Somente após a imunização destes grupos é que as empresas poderiam utilizar metade das doses  para doar a outras pessoas.
DivulgaçãoSomente após a imunização destes grupos é que as empresas poderiam utilizar metade das doses para doar a outras pessoas.

A Justiça Federal derrubou nesta quarta-feira (17) a liminar concedida pela 21ª Vara Federal do DF que autorizou dez entidades privadas a importarem vacinas contra a Covid sem a obrigação de repassá-las ao SUS (Sistema Único de Saúde), como determina a lei atual de compra de vacinas pela iniciativa privada.

A decisão foi concedida pelo desembargador e presidente do TRF-1 (Tribunal Regional Federal da 1ª Região), Ítalo Fioravanti Sabo Mendes, veio após pedido da União. Proferida no dia 25 de março, a decisão considerou inconstitucional o trecho da lei sancionada pelo presidente Jair Bolsonaro (sem partido), que determinava a doação de todas as vacinas compradas por empresas enquanto o Brasil não vacinasse os grupos prioritários contra a covid-19.



Ainda de acordo com a lei sancionada, somente após a imunização destes grupos é que as empresas poderiam utilizar metade das doses compradas para doar a outras pessoas ou vacinar seus funcionários, enquanto a outra metade também seria destinada ao SUS. As vacinas não podem ser vendidas. O juiz ainda sustentou que a lei é insuficiente para cumprir o papel de garantir o direito fundamental à saúde e à vida dos brasileiros.

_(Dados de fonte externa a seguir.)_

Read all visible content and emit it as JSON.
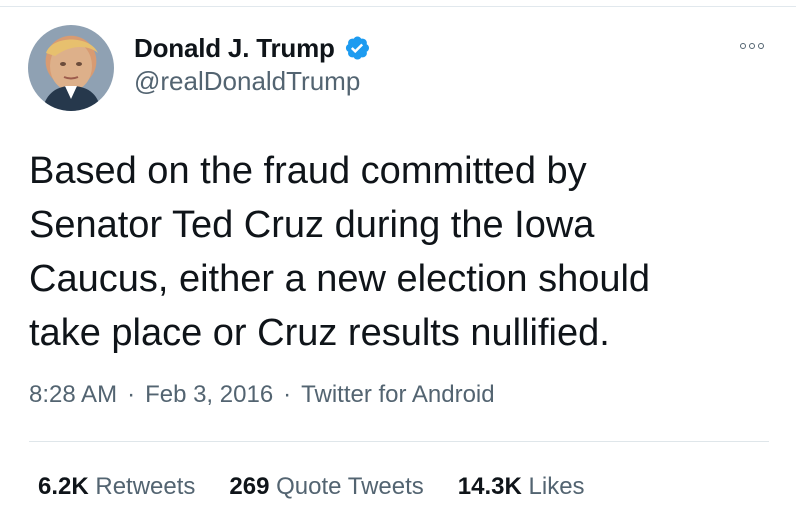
{
  "user": {
    "display_name": "Donald J. Trump",
    "handle": "@realDonaldTrump",
    "verified_icon": "verified-badge-icon",
    "verified_color": "#1d9bf0"
  },
  "tweet": {
    "text": "Based on the fraud committed by\nSenator Ted Cruz during the Iowa\nCaucus, either a new election should\ntake place or Cruz results nullified.",
    "time": "8:28 AM",
    "separator_1": "·",
    "date": "Feb 3, 2016",
    "separator_2": "·",
    "source": "Twitter for Android"
  },
  "stats": {
    "retweets_count": "6.2K",
    "retweets_label": "Retweets",
    "quotes_count": "269",
    "quotes_label": "Quote Tweets",
    "likes_count": "14.3K",
    "likes_label": "Likes"
  },
  "colors": {
    "text": "#0f1419",
    "secondary": "#536471",
    "divider": "#dfe6ea"
  },
  "icons": {
    "more": "more-options-icon",
    "avatar": "profile-photo"
  }
}
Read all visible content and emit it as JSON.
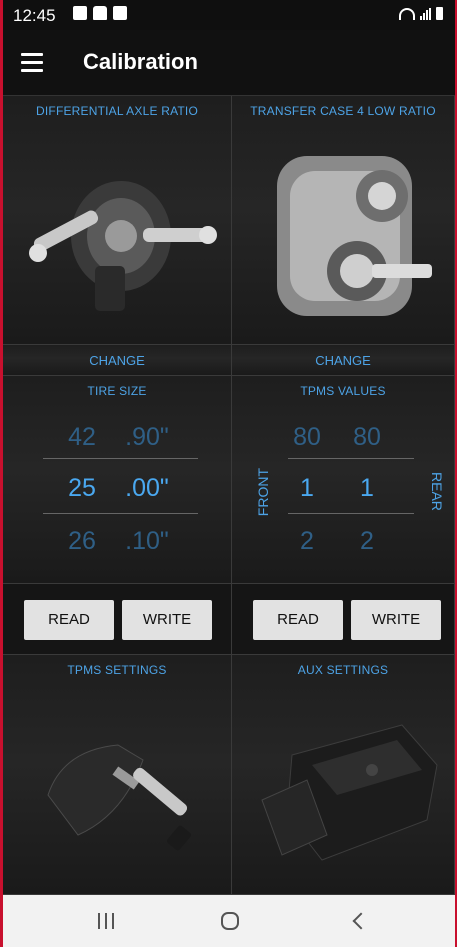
{
  "status_bar": {
    "time": "12:45"
  },
  "app_bar": {
    "title": "Calibration"
  },
  "axle_panel": {
    "label": "DIFFERENTIAL AXLE RATIO",
    "change": "CHANGE"
  },
  "transfer_panel": {
    "label": "TRANSFER CASE 4 LOW RATIO",
    "change": "CHANGE"
  },
  "tire_panel": {
    "label": "TIRE SIZE",
    "rows": [
      {
        "whole": "42",
        "frac": ".90\""
      },
      {
        "whole": "25",
        "frac": ".00\""
      },
      {
        "whole": "26",
        "frac": ".10\""
      }
    ],
    "read": "READ",
    "write": "WRITE"
  },
  "tpms_panel": {
    "label": "TPMS VALUES",
    "front_label": "FRONT",
    "rear_label": "REAR",
    "rows": [
      {
        "front": "80",
        "rear": "80"
      },
      {
        "front": "1",
        "rear": "1"
      },
      {
        "front": "2",
        "rear": "2"
      }
    ],
    "read": "READ",
    "write": "WRITE"
  },
  "tpms_settings_panel": {
    "label": "TPMS SETTINGS"
  },
  "aux_settings_panel": {
    "label": "AUX SETTINGS"
  },
  "colors": {
    "accent": "#4da3e6",
    "frame": "#c8102e",
    "background": "#141414"
  }
}
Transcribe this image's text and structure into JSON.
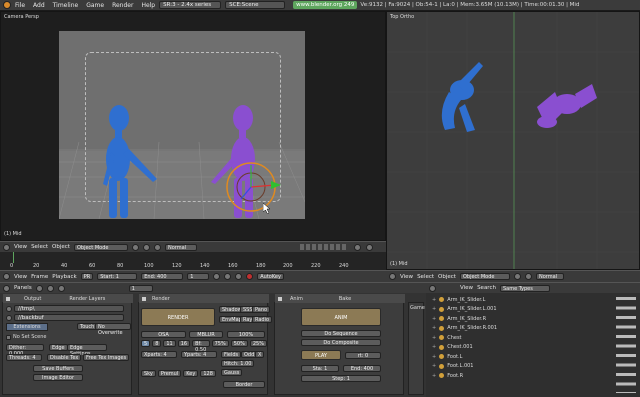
{
  "menubar": {
    "items": [
      "File",
      "Add",
      "Timeline",
      "Game",
      "Render",
      "Help"
    ],
    "screen_field": "SR:3 - 2.4x series",
    "scene_field": "SCE:Scene",
    "url": "www.blender.org 249",
    "stats": "Ve:9132 | Fa:9024 | Ob:54-1 | La:0 | Mem:3.65M (10.13M) | Time:00:01.30 | Mid"
  },
  "viewport_main": {
    "label": "Camera Persp",
    "footer": "(1) Mid",
    "header_items": [
      "View",
      "Select",
      "Object"
    ],
    "mode": "Object Mode",
    "shading": "Normal"
  },
  "viewport_top": {
    "label": "Top Ortho",
    "footer": "(1) Mid",
    "header_items": [
      "View",
      "Select",
      "Object"
    ],
    "mode": "Object Mode",
    "shading": "Normal"
  },
  "timeline": {
    "ticks": [
      "0",
      "20",
      "40",
      "60",
      "80",
      "100",
      "120",
      "140",
      "160",
      "180",
      "200",
      "220",
      "240"
    ],
    "header_items": [
      "View",
      "Frame",
      "Playback"
    ],
    "pr_label": "PR",
    "start": "Start: 1",
    "end": "End: 400",
    "current": "1",
    "autokey": "AutoKey"
  },
  "buttons_header": {
    "items": [
      "Panels"
    ],
    "frame": "1"
  },
  "render_panels": {
    "output_tab": "Output",
    "render_layers_tab": "Render Layers",
    "path1": "//tmp\\",
    "path2": "//backbuf",
    "extensions": "Extensions",
    "touch": "Touch",
    "no_overwrite": "No Overwrite",
    "no_set_scene": "No Set Scene",
    "dither": "Dither: 0.000",
    "edge": "Edge",
    "edge_settings": "Edge Settings",
    "threads": "Threads: 4",
    "disable_tex": "Disable Tex",
    "free_tex_images": "Free Tex Images",
    "save_buffers": "Save Buffers",
    "image_editor": "Image Editor",
    "render_header": "Render",
    "render_btn": "RENDER",
    "shadow": "Shadow",
    "sss": "SSS",
    "pano": "Pano",
    "envmap": "EnvMap",
    "ray": "Ray",
    "radio": "Radio",
    "osa": "OSA",
    "mblur": "MBLUR",
    "percent100": "100%",
    "osa_vals": [
      "5",
      "8",
      "11",
      "16"
    ],
    "bf": "Bf: 0.50",
    "p75": "75%",
    "p50": "50%",
    "p25": "25%",
    "xparts": "Xparts: 4",
    "yparts": "Yparts: 4",
    "fields": "Fields",
    "odd": "Odd",
    "x": "X",
    "gauss": "Gauss",
    "sky": "Sky",
    "premul": "Premul",
    "key": "Key",
    "val128": "128",
    "border": "Border",
    "hitch": "Hitch: 1.00"
  },
  "anim_panel": {
    "anim_tab": "Anim",
    "bake_tab": "Bake",
    "anim_btn": "ANIM",
    "do_sequence": "Do Sequence",
    "do_composite": "Do Composite",
    "play": "PLAY",
    "rt": "rt: 0",
    "sta": "Sta: 1",
    "end": "End: 400",
    "step": "Step: 1",
    "game_label": "Game"
  },
  "outliner": {
    "header_items": [
      "View",
      "Search"
    ],
    "dropdown": "Same Types",
    "items": [
      "Arm_IK_Slider.L",
      "Arm_IK_Slider.L.001",
      "Arm_IK_Slider.R",
      "Arm_IK_Slider.R.001",
      "Chest",
      "Chest.001",
      "Foot.L",
      "Foot.L.001",
      "Foot.R"
    ]
  },
  "colors": {
    "accent_green": "#5ea65e",
    "blue_figure": "#2f6fd0",
    "purple_figure": "#8a4fd0",
    "tan_button": "#8c7a55"
  }
}
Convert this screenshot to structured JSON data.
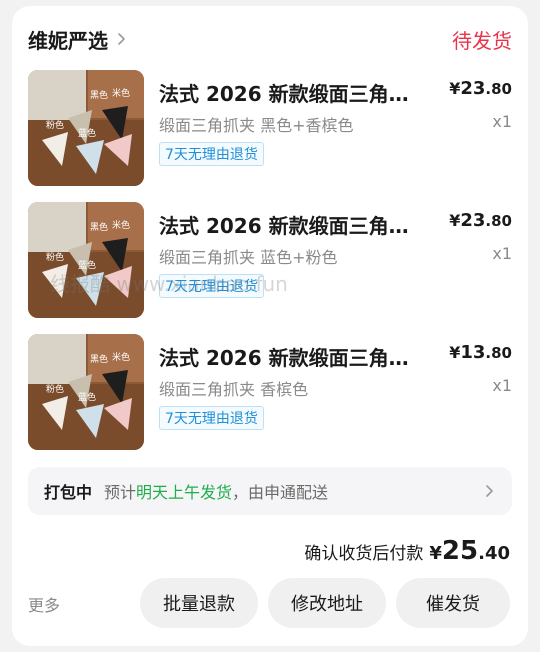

O desembargador Sabo Mendes, por sua vez, considerou equivocada a interpretação de Spanholo sobre o termo "doação" na lei sobre compra de vacinas e considerou o trecho claro no sentido de que, considerando o cenário de escassez dos produtos, todos os imunizantes adquiridos por entidades privados devem ser utilizados na imunização de grupos prioritários.

Ele também citou argumento do governo federal contra as liminares pelo desrespeito à prioridade destes grupos, mais vulneráveis à covid-19. "Representaria um privilégio que desconsidera os principais valores que orientam o Sistema Único de Saúde, notadamente a equidade e a universalidade", pontuou.